Con un movimiento armonioso, depositó la casita en un rincón. El padre estaba tumbado boca abajo sobre la moqueta, inmovilizado, y cuando por fin consiguió protestar, fue para pedir que lo soltaran.
— No. Te has portado mal y mereces un castigo — comentó el personaje, levantando del suelo al progenitor asustado. Lo agarró de la camisa y lo sentó en una silla de un golpe. Tras pulsar un botón en su cintura comenzó a sonar música clásica. Una escena de El Cascanueces. El padre le miró con desconcierto mezclado a irritación. Sue sonrió nada más oír la música: se estaba divirtiendo, y su casa de muñecas seguía intacta.
— No se preocupe, todo esto tiene su utilidad. Verá, ser un superhéroe se parece mucho a taponar agujeros infinitos. Voy a ahorrarle el rollo sobre Sísifo y salto directamente al grano: ¡éste es un plan de prevención! — exclamó jovial el personaje, dejando que su cara enmascarada se crispara con una sonrisa tensa.
El personaje sacó de su pequeña mochila un tutú y lo tendió al padre, quien lo agarró renuente tras una breve pausa. Su cara había recobrado cierto color.
— No entiendo un carajo — consiguió articular con voz enronquecida. Su mujer miraba con una mezcla de fascinación y miedo desde una distancia segura. El superhéroe se mesó una inexistente barba.
— Cada año, chorradas similares a la que estaba a punto de cometer le cuestan al Estado Federal miles de millones de dólares. Usted no lo sabe, pero con gestos tan dramáticos está plantando la semilla de un potencial supervillano. ¿Se da cuenta?
El padre miró a la pequeña Sue, quien a su vez contemplaba embelesada al salvador de su casita.
— Un día la pequeña podría descubrir, por ejemplo, que puede manejar las llamas a su antojo, o que puede plegar metales con la sola fuerza de voluntad. ¿Cree usted que usaría esos poderes para el bien? — preguntó el personaje, siguiendo su monólogo.
Desde la cocina llegó el sonido de una taza rompiéndose contra el suelo.
— Naaa, — se contestó él, al no recibir respuesta. — Lo que pasará es que la pequeña Sue se pondrá a quemar casas o a reventar sus cimientos. ¿Y sabe por qué?

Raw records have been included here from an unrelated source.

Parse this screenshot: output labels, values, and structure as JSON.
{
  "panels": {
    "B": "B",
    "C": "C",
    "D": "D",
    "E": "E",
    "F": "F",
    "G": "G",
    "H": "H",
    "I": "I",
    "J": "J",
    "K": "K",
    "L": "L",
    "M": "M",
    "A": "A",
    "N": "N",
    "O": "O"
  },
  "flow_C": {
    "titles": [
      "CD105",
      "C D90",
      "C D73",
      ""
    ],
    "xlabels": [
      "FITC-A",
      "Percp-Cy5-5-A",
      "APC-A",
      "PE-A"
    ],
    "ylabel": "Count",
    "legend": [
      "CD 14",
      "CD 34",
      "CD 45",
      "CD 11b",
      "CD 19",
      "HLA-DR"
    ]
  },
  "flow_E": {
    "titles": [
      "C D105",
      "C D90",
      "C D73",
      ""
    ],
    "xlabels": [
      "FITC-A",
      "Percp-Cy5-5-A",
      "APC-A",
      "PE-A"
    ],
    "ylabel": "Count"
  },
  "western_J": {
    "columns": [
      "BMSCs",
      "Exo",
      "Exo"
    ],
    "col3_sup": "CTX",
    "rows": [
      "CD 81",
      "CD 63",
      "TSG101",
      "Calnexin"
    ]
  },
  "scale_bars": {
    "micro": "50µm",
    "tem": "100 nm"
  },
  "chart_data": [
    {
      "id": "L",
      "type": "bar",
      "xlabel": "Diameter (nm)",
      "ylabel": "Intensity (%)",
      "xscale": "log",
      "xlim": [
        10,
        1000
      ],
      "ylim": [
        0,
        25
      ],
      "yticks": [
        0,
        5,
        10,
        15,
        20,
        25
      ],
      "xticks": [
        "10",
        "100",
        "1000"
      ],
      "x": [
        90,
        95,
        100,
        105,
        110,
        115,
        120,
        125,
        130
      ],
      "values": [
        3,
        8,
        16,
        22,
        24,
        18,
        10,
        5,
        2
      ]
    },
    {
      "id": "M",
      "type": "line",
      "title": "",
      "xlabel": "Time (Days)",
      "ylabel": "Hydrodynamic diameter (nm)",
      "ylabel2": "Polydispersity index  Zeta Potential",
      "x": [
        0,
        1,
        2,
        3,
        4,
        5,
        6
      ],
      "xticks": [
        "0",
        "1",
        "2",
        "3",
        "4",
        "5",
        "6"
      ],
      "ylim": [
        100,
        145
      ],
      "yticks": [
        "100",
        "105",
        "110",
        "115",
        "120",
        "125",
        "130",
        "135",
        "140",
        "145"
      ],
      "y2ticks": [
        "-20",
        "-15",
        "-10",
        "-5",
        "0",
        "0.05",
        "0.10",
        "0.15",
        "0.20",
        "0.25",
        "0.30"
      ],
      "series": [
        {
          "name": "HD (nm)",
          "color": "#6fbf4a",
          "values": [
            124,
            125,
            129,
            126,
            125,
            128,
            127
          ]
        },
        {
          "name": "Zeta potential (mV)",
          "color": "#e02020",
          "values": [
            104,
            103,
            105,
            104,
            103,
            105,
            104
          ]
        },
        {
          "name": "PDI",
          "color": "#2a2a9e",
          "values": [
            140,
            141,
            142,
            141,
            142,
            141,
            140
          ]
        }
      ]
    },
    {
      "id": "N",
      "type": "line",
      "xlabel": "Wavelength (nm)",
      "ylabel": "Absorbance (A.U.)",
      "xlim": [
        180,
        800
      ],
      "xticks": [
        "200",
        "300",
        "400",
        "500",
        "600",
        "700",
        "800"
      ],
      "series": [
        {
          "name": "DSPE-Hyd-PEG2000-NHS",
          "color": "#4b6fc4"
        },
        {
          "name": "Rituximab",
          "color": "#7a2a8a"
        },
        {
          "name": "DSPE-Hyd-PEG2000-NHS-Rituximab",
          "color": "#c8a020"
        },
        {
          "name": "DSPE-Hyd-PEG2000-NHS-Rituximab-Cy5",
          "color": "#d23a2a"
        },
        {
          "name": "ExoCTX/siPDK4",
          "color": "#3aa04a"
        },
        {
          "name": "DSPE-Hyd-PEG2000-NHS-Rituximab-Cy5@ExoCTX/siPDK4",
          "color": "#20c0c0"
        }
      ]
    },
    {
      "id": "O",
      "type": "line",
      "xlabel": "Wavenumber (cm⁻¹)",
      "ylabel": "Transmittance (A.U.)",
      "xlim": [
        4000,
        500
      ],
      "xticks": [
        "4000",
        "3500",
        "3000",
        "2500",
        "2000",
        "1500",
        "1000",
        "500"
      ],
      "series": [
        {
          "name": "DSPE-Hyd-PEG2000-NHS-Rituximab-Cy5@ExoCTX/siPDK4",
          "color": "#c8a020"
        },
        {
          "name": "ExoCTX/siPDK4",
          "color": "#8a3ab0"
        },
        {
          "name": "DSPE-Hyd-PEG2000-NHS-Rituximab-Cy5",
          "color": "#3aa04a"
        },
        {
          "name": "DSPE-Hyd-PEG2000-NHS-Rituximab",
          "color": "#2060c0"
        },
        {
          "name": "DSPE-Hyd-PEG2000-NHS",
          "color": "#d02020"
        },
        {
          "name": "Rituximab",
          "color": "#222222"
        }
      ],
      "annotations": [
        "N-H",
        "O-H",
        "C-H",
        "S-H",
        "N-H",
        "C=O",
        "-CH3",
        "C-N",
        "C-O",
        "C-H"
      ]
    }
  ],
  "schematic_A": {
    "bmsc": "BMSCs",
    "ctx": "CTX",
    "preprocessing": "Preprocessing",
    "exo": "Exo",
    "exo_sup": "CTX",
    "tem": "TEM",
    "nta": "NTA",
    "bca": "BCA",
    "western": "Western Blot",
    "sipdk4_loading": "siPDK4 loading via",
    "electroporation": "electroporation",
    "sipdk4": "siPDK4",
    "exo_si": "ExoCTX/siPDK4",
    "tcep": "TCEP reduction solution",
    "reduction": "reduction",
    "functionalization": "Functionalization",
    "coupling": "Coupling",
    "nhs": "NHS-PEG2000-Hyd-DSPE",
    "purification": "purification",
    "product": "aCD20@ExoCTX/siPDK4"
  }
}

Porque un padre irresponsable le jodió la etapa del juego simbólico por una rabieta que hubiera evitado practicando más deporte. Ahora póngase el tutú, — ordenó el superhéroe mientras la música seguía sonando. Se sentó al lado de Sue con las piernas cruzadas.
— ¿Qué tengo que hacer? — preguntó el padre, ajustándose el faldellín rosado alrededor de su cintura obesa.
— Arreglar el entuerto. Venga, baile. Con un poco de suerte le provocará a su hija algo de risa, y no lo contrario.
El padre no tenía alternativa. Levantó los brazos, improvisando con los pies una parodia de relevé. Entre ridículos intentos de brisé, chassé y glissade, Sue reía y aplaudía alegremente. Misión cumplida, pensó el superhéroe para sus adentros mientras volvía a las sombras de las que había venido.